Supongo que lo que algunas personas quieren decir con una frase así es que los ideales filosóficos, sociales y políticos que han conformado lo que los historiadores llaman ‘modernidad’ están ya caducos y han de ser sustituidos por otros ideales, llamémosles ‘postmodernos’. En tal caso, yo me siento mucho más cerca de Jürgen Habermas cuando afirma que la modernidad es un proyecto aún no cumplido. No tenemos más que mirar a nuestro alrededor y preguntarnos si los ideales de la Ilustración, los ideales de la democracia, las libertades públicas, la igualdad, el uso desprejuiciado de la razón, etc., están tan extendidos por el mundo como para querer pasar página. Otra cosa es que bajo la etiqueta de ‘ideales de la modernidad’ o de ‘sujeto moderno’ se haya intentado a veces hacer pasar mercancías muy averiadas, como dicotomías o jerarquías inaceptables de género, raciales o culturales. Esta mercancía averiada debe ser retirada cuidadosamente, y en eso una parte del pensamiento transhumanista está siendo de gran utilidad. Pero creo que hay que tener la precaución de no tirar el bebé con el agua del baño, como dicen los anglosajones. Por supuesto que lo que no podrá sostenerse por mucho tiempo más es nuestro sistema actual de producción y consumo. Una economía basada en un crecimiento constante y en un uso despilfarrador de los recursos naturales no puede ser mantenida indefinidamente, como dicta el mero sentido común. Pero no responsabilizaría al «sujeto moderno» de este desaguisado. La modernidad tiene muchas caras que aún no han sido exploradas.

 

Usted alude al ejemplo de la ‘Posidonia oceánica’, que vive miles de años, pero ¿de veras es deseable vivir para siempre?

Esa es una pregunta difícil de contestar. Hay una gran cantidad de personas que buscan de algún modo la inmortalidad, aunque sea en ‘otra vida’, y por eso muchas religiones ofrecen una ‘vida eterna’ en el más allá. Otros, sin embargo, querrían solo vivir más en esta vida, pero no para siempre. Este deseo me parece muy sensato. No me imagino cómo mi yo personal podría mantenerse intacto durante miles de años, ni cómo podría darse sentido a una vida de tal duración. Pero estoy casi seguro de que, por muchos días que viva, no va a llegar el momento en que me diga a mí mismo: «Hoy sería un buen día para morirme». Así que, si fuera posible retrasar alguna vez la muerte todo lo que uno quisiera, manteniendo buena salud y un aspecto relativamente juvenil, puede que nunca encontráramos el momento oportuno para morirnos, aun cuando pensáramos que vivir para siempre es una pesadilla.

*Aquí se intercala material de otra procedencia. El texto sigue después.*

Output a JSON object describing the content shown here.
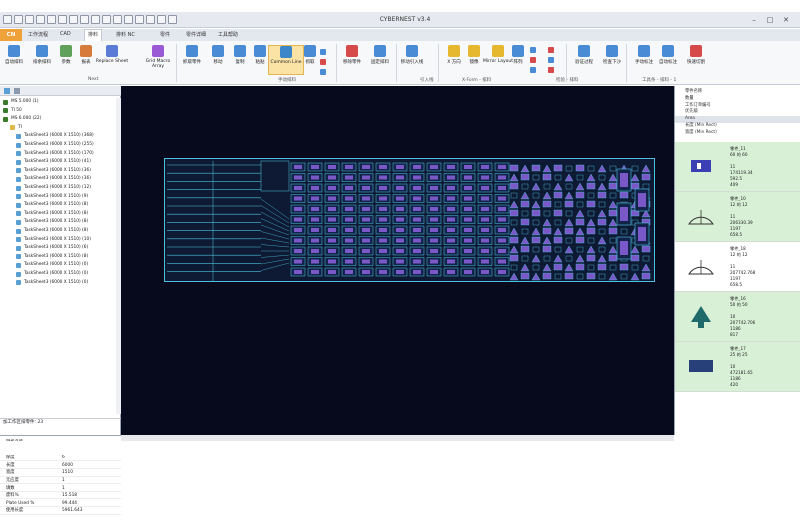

La crítica más habitual a esta pretensión de querer vivir de forma indefinida gracias a la tecnología es que una vida así terminaría siendo tremendamente aburrida, porque al cabo de un tiempo ya no habría auténticas novedades para nosotros que pudieran atraer nuestro interés o que pudieran ilusionarnos. Pero como respondió un transhumanista, más aburrida es la muerte.

 

Si en 2050 el hombre consumirá los recursos de dos planetas como la Tierra, si ha esquilmado esta casa, en el caso de vivir para siempre, terminaría arruinando ¿cuántos planetas?

Si arruinamos este planeta no vamos a tener ninguna oportunidad de arruinar otros. Para plantearse siquiera la posibilidad de viajar y establecer colonias numerosas en otros planetas, tenemos que pensar en un futuro muy, muy lejano, y para llegar a ese futuro el ser humano tendría que haber conseguido de algún modo vivir en armonía con el planeta que nos ha visto nacer y del que podemos decir que hay muchas probabilidades de que sea nuestra verdadera casa para siempre. Ahora bien, si el ser humano consiguiera alguna vez algo parecido a la inmortalidad, digamos una vida de varios centenares o miles de años, y no conseguimos colonizar otros planetas, está muy claro que debería quedar reducido casi a cero el número de nacimientos. Algo poco gratificante. Se acabó desde luego la alegría de tener, cuidar y educar a un hijo.

 

Algunos avances que proporcionan una mayor comodidad de vida suponen una intromisión/invasión casi absoluta en nuestra privacidad. Se sabrá cuánta agua consumimos al ducharnos, qué canales de televisión miramos, cuánto tiempo, a qué hora llegamos a casa, cuánto hablamos por teléfono y con quien, a qué temperatura tenemos nuestro hogar... ¿Cómo se compaginarán los derechos con los avances tecnológicos?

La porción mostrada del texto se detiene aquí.